New research from the Loyola Marymount University School of Education shows that inner city Los Angeles students attending Catholic schools graduate high school and go on to college at much higher rates than their peers in comparable public schools.

The study, conducted by SOE's Center for Catholic Education, followed a group of students who received tuition from the Catholic Education Foundation between 2003 and 2008 to attend Los Angeles Archdiocesan schools. Researchers found that 98.2 percent of those students graduated high school and an almost equal percentage, 97.6, continued on to some type of post-secondary education. Currently, the Los Angeles Unified School District reports its graduation rate is as low as 55 percent and does not report college enrollment rates.

The study also examined how Catholic schools prepare students for college. Researchers found that the schools offered the courses required for admission to University of California and California State University schools and encouraged all students to take them. While 90 percent of the Catholic school students completed the courses, only 31 percent of public school students did. Catholic schools also motivated students to take the SAT college entrance examination and, as a result, a greater percentage took the exam and got higher scores than students at comparable public schools.
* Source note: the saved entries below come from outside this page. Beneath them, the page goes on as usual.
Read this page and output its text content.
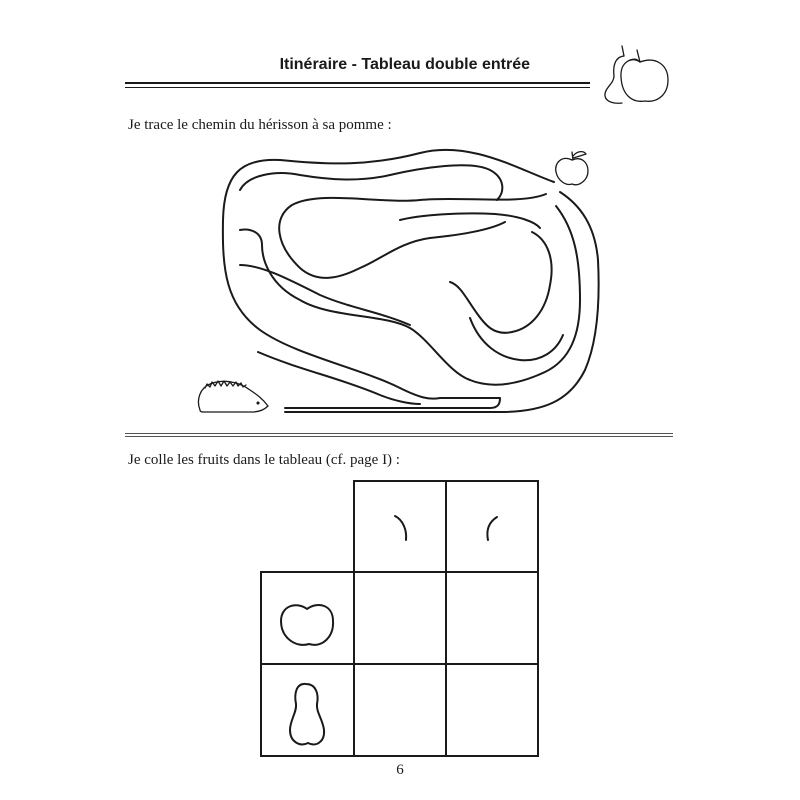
Itinéraire - Tableau double entrée
Je trace le chemin du hérisson à sa pomme :
Je colle les fruits dans le tableau (cf. page I) :
6
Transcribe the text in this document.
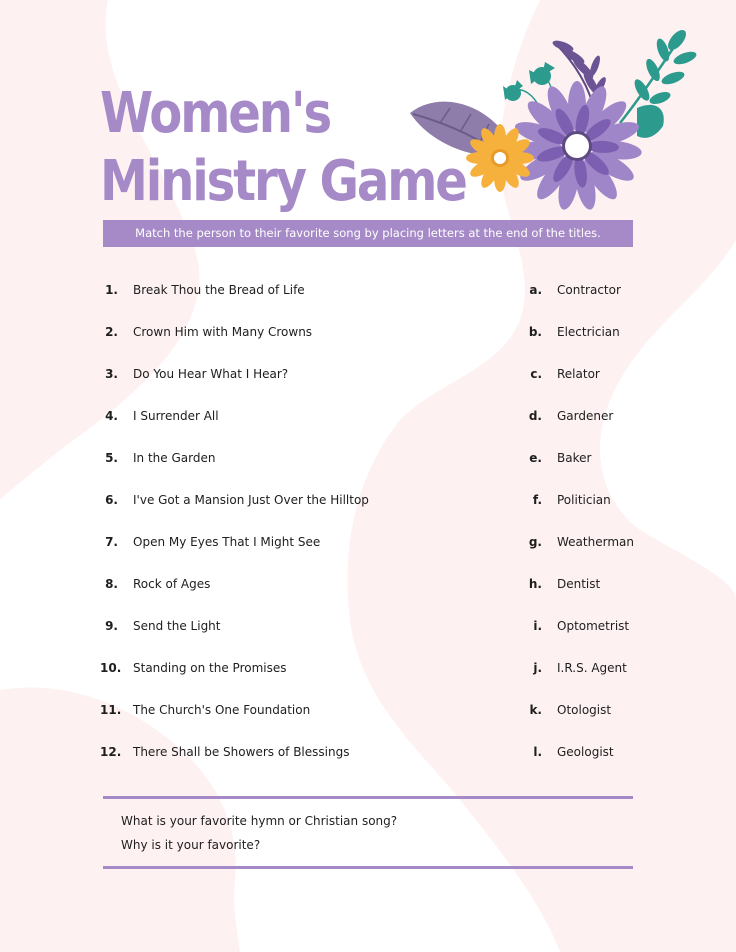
Women's
Ministry Game
Match the person to their favorite song by placing letters at the end of the titles.
1. Break Thou the Bread of Life
2. Crown Him with Many Crowns
3. Do You Hear What I Hear?
4. I Surrender All
5. In the Garden
6. I've Got a Mansion Just Over the Hilltop
7. Open My Eyes That I Might See
8. Rock of Ages
9. Send the Light
10. Standing on the Promises
11. The Church's One Foundation
12. There Shall be Showers of Blessings
a. Contractor
b. Electrician
c. Relator
d. Gardener
e. Baker
f. Politician
g. Weatherman
h. Dentist
i. Optometrist
j. I.R.S. Agent
k. Otologist
l. Geologist
What is your favorite hymn or Christian song?
Why is it your favorite?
"This study demonstrates the success Catholic schools have educating some of the most economically disadvantaged youth in Los Angeles," said Shane P. Martin, dean and professor for the LMU School of Education and a co-author of the study. "Students attending Catholic schools in inner city neighborhoods are completing a rigorous curriculum, outperforming their peers on national standardized tests, graduating from high school in exceptional numbers and going on to college at a very successful rate."

At a time when the nation's Catholic schools face many challenges - declining enrollment, changing ethnic and socioeconomic demographics and shrinking financial support - this research shows that Catholic schools are able to provide a higher quality education at a lower per pupil cost.

"The strong achievement numbers and 98 percent college attendance rate shows the impact Catholic schools and the Catholic Education Foundation have on some of the most disadvantaged youth in Los Angeles," said Kathy Anderson, executive director of the CEF. "In many parts of inner city Los Angeles, the local Catholic school is not only the strongest educational option for students, it is the best way to invest in their future potential and service to the common good of society."

The Catholic Education Foundation was established to ensure that underserved children in the Archdiocese of Los Angeles would have access to a Catholic school education. Since 1987, CEF has issued over 110,000 tuition awards and over $108 million.

This new research is the second phase of a longitudinal study on the efficacy of inner city Catholic Schools in the Los Angeles area. The first phase of the study was released in 2008. This study is one of several ongoing research projects in the Center for Catholic Education, including an analysis of education tax relief models in California in partnership with the California Catholic Conference of Bishops and research on the efficacy of an extended school year in partnership with the Archdiocese of Los Angeles.